I have seen too many Irish boys shot down in front of their homes to be willing to represent the British. And I know too well how America has provided homes for the Irish, to compete against her.
He returned to Ireland where he cleaned up at national championship level for a few years, dominating the hammer throw the way Christy O'Connor used to dominate the Irish PGA. It being the era when talented all-rounders could make hay in any number of disciplines, O'Callaghan also won national titles in the shot putt, the discuss and the long jump.
IRELAND'S FINEST OLYMPIC HOUR
In one day in Los Angeles in 1932, Ireland won more Olympic gold medals than they'd manage in the next sixty years.

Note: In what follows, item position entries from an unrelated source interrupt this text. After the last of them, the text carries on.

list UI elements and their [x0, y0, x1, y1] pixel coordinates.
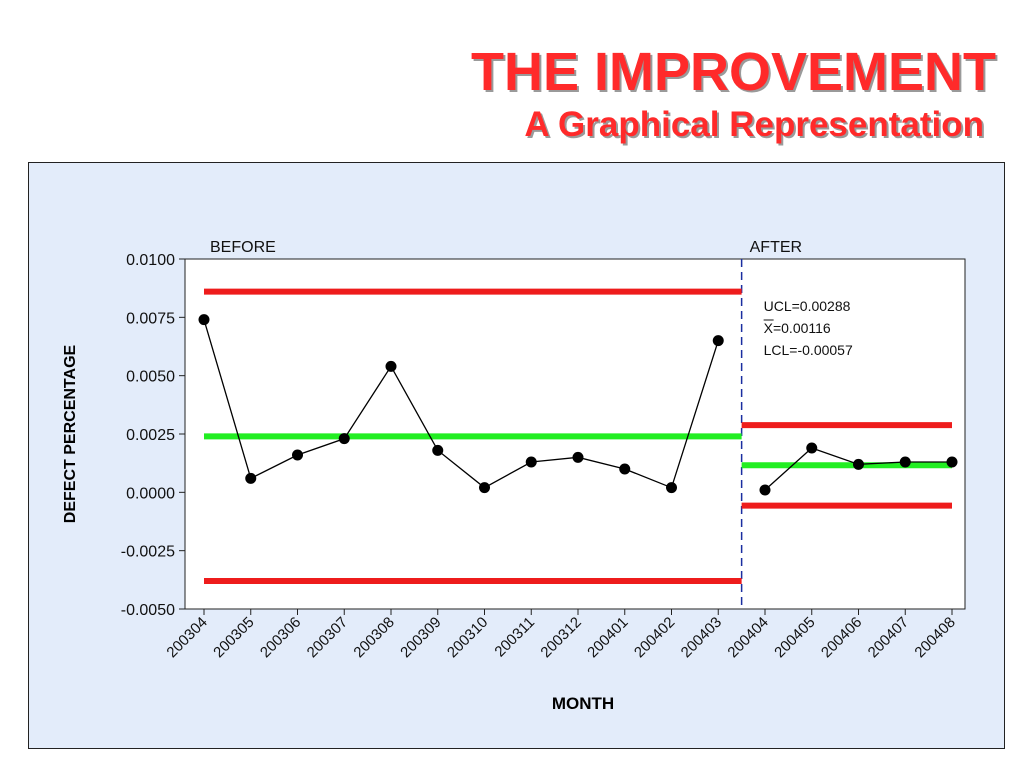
x-tick-label: 200309 — [397, 614, 444, 661]
data-point — [479, 482, 490, 494]
data-point — [806, 442, 818, 454]
data-line-before — [203, 319, 719, 489]
data-point — [759, 484, 771, 496]
y-tick-label: -0.0050 — [121, 602, 175, 619]
x-tick-label: 200312 — [537, 614, 584, 661]
x-tick-label: 200401 — [584, 614, 631, 661]
x-tick-label: 200404 — [724, 614, 771, 661]
y-tick-label: -0.0025 — [121, 544, 175, 561]
data-point — [385, 360, 397, 372]
x-tick-label: 200308 — [350, 614, 397, 661]
x-tick-label: 200402 — [631, 614, 678, 661]
data-point — [572, 451, 584, 463]
x-tick-label: 200405 — [771, 614, 818, 661]
slide-subtitle: A Graphical Representation — [524, 105, 984, 144]
x-tick-label: 200407 — [865, 614, 912, 661]
x-tick-label: 200304 — [163, 614, 210, 661]
y-tick-label: 0.0050 — [126, 369, 175, 386]
x-tick-label: 200311 — [491, 614, 538, 661]
data-point — [338, 433, 350, 445]
x-axis-title: MONTH — [552, 694, 614, 713]
slide-title: THE IMPROVEMENT — [470, 42, 996, 102]
data-point — [946, 456, 958, 468]
y-tick-label: 0.0000 — [126, 485, 175, 502]
mean-annotation: X=0.00116 — [764, 320, 831, 336]
stage-label-after: AFTER — [750, 239, 802, 256]
data-point — [666, 482, 677, 494]
ucl-annotation: UCL=0.00288 — [764, 298, 851, 314]
y-tick-label: 0.0025 — [126, 427, 175, 444]
x-tick-label: 200310 — [444, 614, 491, 661]
y-tick-label: 0.0075 — [126, 310, 175, 327]
x-tick-label: 200408 — [911, 614, 958, 661]
slide-title-block: THE IMPROVEMENT A Graphical Representati… — [471, 40, 996, 146]
data-point — [899, 456, 911, 468]
stage-label-before: BEFORE — [210, 239, 276, 256]
x-tick-label: 200406 — [818, 614, 865, 661]
chart-panel: -0.0050 -0.0025 0.0000 0.0025 0.0050 0.0075 0.… — [28, 162, 1005, 749]
control-chart: -0.0050 -0.0025 0.0000 0.0025 0.0050 0.0075 0.… — [62, 239, 966, 713]
lcl-annotation: LCL=-0.00057 — [764, 342, 853, 358]
x-tick-label: 200307 — [304, 614, 351, 661]
data-point — [198, 314, 210, 326]
data-point — [525, 456, 537, 468]
data-point — [432, 444, 444, 456]
data-point — [292, 449, 303, 461]
data-point — [853, 458, 864, 470]
x-tick-label: 200306 — [257, 614, 304, 661]
x-tick-label: 200305 — [210, 614, 257, 661]
y-tick-label: 0.0100 — [126, 252, 175, 269]
y-axis-title: DEFECT PERCENTAGE — [62, 344, 79, 523]
data-point — [245, 472, 257, 484]
data-point — [619, 463, 631, 475]
data-point — [712, 335, 724, 347]
x-tick-label: 200403 — [678, 614, 725, 661]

Tisdall was Nenagh-raised and Shrewsbury educated and made his name as a sprinter at Cambridge University. He had a refined upper-class English accent and was asked to compete for Britain at the Olympics. He refused on the excellent grounds that England wasn't his country. Tisdall shocked the field to win the 400m hurdles.
After winning, Tisdall broke away from the well-wishers and headed to the hammer throwing ring to support his LA roommate Pat O'Callaghan. The reigning Olympic champion, O'Callaghan was only second after a few throws. He was having trouble with the spikes on his boots. Tisdall helped O'Callaghan file his spikes down.
He said to me 'well, I've got two throws to go and I can't get the revolutions going because the spikes are too long. I'm trying to file them down. I'm wondering can you come and give me a hand.' Well, that was just the relief I needed. Something to do. And I was thrilled and we went down and sat over there somewhere, filing his spikes down. While the whole stadium watched (laughed) I think we were holding up the Olympic Games.
On his final throw, O'Callaghan flung the hammer 53.92, past the best throw of the leader Ville Porhola.
On returning home, there was a cavalcade through Dublin. The decorated duo dined with Dev at a big bash in the Gresham Hotel. The menu included items such as 'Grape Fruit Tisdall' and 'Pudding Souffle O'Callaghan'.
HITLER TAKES AN INTEREST
Ireland's pre-eminence in the hammer throw attracted the attention of one 'energetic' European leader who was anxious his athletes wouldn't disgrace the country on home soil in 1936.
Adolf Hitler was struck by the Irish prowess in the event and arranged for a camera crew to travel to Ireland to film their training regime.
Brian Walsh, the curator of an exhibition entitled 'Patriot Games: Ireland and the Olympics, 1896-2010', stumbled upon a brief snippet of an article in the Irish Independent from 1934 which disclosed that the Germans had brought O'Callaghan over to Hamburg to study his throwing technique and X-ray his shoulders and legs.
It made no difference to O'Callaghan that the Germans were studying his technique. Thanks to a bitter political wrangle, he would not be defending his Olympic gold in Berlin.
Following independence, the National Athletic and Cycling Association of Ireland (NACAI) governed athletics in Ireland. Crucially, they maintained jurisdiction over the whole of Ireland, including the partitioned six counties.
After 1932, the British AAA asserted their claim over athletes from Northern Ireland. The IAAF sided with the British and disqualified the NACAI.
Ireland did not participate in the 1936 Olympics, not in protest at Hitler's racist rhetoric, but following a dispute with the Brits over Northern Ireland.
O'Callaghan, an ardent opponent of partition, never participated in another international competition.
He was invited to the Olympics in Berlin as a spectator, being received by various German officials including the Fuhrer himself.
Tisdall and O'Callaghan returned to the stadium in LA for a documentary made sometime in the 1980s (perhaps around the LA games in 1984).
There's a great image of the pair walked around the stadium 50 years later. The voiceover reads:
They were never allowed another Olympics. Sport surrendered its innocence and politics denied Ireland her place at the Games in Berlin. But the regrets quickly passed for down the years lingered the memory of that afternoon in 1932 when a flag flew and a band played and the music soared out across the City of the Angels.